Segundo o Instituto Nacional de Meteorologia (INMET), entre julho e setembro de 2026, o Brasil vai encarar um verdadeiro teste de resistência climática com a chegada do super El Niño. Enquanto o Sul deve registrar chuvas muito acima da média, o Centro-Norte vai sofrer com a seca. Diante desse cenário de extremos, a grande pergunta que fica é: o nosso planejamento urbano está pronto para o tranco? A resposta é que as cidades precisam correr atrás do prejuízo.
O professor de Engenharia Civil da Universidade de Mogi das Cruzes (UMC), Joni Matos Incheglu, dá o alerta sobre a urgência de repensar a infraestrutura urbana e explica a complexidade do problema. “A mesma cidade que sofre com enchentes repentinas, meses depois, vive crise hídrica, o que demanda projetá-las para enfrentar os dois extremos ao mesmo tempo, com respostas bem estruturadas da engenharia. A drenagem sustentável, a recuperação da permeabilidade do solo urbano e reservatórios com uso duplo caminham nessa direção”, destaca o especialista.
Para não sermos engolidos pelos extremos climáticos, o professor aponta três frentes de ação indispensáveis: “Na geotecnia, é essencial termos contenções bem dimensionadas, drenagem profunda e estabilização de encostas, apoiadas em investigação de subsolo adequada. Na drenagem urbana, a chamada infraestrutura verde-azul, com pavimentos permeáveis, jardins de chuva, telhados verdes e reservatórios de amortecimento; em vez de expulsar a água o mais rápido possível, retê-la e infiltrá-la. A terceira frente é a do monitoramento e da informação, com sensores e instrumentação de encostas e estruturas, gêmeos digitais e o uso de BIM no planejamento, que permitem antecipar problemas em vez de remediá-los”.
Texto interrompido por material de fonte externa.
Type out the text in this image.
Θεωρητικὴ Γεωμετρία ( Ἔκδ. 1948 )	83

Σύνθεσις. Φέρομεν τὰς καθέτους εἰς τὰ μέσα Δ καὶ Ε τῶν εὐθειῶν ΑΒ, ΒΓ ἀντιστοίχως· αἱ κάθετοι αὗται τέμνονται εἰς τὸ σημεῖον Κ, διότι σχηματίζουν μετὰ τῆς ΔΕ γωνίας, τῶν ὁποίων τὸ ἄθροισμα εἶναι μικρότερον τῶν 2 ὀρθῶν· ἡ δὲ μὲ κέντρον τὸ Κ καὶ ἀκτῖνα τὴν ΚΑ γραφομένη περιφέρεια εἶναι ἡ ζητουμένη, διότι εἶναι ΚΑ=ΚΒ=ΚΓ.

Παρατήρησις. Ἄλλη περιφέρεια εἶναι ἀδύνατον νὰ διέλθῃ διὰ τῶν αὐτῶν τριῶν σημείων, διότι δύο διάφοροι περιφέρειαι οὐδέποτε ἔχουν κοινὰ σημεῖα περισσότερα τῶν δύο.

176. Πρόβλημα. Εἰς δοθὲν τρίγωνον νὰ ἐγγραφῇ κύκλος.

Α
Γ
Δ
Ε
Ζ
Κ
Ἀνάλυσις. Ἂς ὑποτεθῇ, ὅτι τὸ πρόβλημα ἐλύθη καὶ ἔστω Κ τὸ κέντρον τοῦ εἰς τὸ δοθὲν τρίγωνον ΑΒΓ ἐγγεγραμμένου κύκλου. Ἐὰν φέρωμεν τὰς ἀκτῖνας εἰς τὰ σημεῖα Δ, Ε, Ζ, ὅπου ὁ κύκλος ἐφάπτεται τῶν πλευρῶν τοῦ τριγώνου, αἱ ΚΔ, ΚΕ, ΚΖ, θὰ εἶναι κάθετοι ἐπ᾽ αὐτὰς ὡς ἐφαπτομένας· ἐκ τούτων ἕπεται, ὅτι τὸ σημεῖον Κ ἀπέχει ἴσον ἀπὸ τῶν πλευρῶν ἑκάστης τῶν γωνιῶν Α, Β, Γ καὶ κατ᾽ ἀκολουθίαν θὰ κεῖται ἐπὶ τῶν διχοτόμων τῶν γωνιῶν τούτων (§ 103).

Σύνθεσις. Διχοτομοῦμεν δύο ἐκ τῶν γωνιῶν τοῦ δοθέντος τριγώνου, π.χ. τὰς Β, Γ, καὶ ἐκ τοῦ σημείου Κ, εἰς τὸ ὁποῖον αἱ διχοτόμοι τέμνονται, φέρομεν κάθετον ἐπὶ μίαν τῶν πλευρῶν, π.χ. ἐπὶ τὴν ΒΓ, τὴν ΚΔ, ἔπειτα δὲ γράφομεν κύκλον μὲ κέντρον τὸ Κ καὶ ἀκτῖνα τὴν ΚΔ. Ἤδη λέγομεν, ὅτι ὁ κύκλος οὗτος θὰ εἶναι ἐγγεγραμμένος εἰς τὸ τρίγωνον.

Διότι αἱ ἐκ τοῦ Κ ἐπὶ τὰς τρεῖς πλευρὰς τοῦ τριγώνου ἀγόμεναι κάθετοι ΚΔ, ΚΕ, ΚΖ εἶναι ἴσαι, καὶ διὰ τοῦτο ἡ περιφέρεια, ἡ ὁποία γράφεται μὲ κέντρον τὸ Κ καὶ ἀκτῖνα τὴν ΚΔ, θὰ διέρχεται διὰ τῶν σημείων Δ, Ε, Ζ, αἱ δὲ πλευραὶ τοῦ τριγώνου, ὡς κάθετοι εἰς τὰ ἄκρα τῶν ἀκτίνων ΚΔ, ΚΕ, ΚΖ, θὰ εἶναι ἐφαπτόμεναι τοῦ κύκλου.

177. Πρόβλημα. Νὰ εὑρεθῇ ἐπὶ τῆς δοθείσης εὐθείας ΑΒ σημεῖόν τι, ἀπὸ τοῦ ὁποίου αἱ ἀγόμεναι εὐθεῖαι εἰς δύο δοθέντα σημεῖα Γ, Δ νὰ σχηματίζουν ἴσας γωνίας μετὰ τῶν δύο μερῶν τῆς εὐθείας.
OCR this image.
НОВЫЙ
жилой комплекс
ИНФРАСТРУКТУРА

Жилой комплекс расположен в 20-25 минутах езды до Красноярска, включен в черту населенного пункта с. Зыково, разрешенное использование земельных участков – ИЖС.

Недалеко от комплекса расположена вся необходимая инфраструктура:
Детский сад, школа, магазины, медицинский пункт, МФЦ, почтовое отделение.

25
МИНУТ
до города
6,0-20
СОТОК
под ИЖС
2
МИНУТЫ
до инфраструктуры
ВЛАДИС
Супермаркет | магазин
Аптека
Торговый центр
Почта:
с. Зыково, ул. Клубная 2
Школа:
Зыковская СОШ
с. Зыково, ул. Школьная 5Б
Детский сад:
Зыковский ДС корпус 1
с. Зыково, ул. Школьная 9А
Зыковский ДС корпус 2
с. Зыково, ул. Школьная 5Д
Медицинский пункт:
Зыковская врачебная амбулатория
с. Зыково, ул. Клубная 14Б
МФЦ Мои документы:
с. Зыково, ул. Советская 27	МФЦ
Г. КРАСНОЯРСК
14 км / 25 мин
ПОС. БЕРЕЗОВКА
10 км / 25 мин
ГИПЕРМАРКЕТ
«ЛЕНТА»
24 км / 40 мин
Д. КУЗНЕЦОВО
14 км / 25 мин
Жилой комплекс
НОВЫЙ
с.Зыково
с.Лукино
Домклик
O engenheiro também faz um aviso importante sobre as normas técnicas que dão base à segurança das nossas construções, que muitas vezes já estão defasadas. “Contudo, eventos que tratávamos como excepcionais passam a ocorrer com mais frequência e magnitude, o que demanda reavaliar os limites e revisitar as premissas de projeto, como os tempos de retorno adotados para chuvas de dimensionamento da drenagem, as velocidades de vento, a estabilidade de encostas e taludes e o comportamento das fundações em solos saturados”, alerta Joni Matos Incheglu.
Além disso, é fundamental cuidar dos prédios que já existem e ter muito mais rigor na escolha dos terrenos para novas obras. “A inspeção predial periódica e programas de manutenção e reforço estrutural são fundamentais, identificando a fragilidade antes que o evento extremo a transforme em acidente. A isso, soma-se a execução de projetos de drenagem à altura do novo padrão de chuvas e, talvez, o mais importante: não adianta construir mais forte no lugar errado, sem planejamento territorial. Muitas tragédias são de localização, não de estrutura. Reavaliar critérios é reavaliar também onde se pode e onde não se pode ocupar”, pontua.
No fim das contas, a tecnologia e a ciência são as nossas maiores aliadas para evitar tragédias anunciadas. “Colocar esse aparato no centro do planejamento das cidades, e não apenas na resposta ao desastre, é a decisão mais importante que podemos tomar diante do que vem pela frente”, conclui o professor.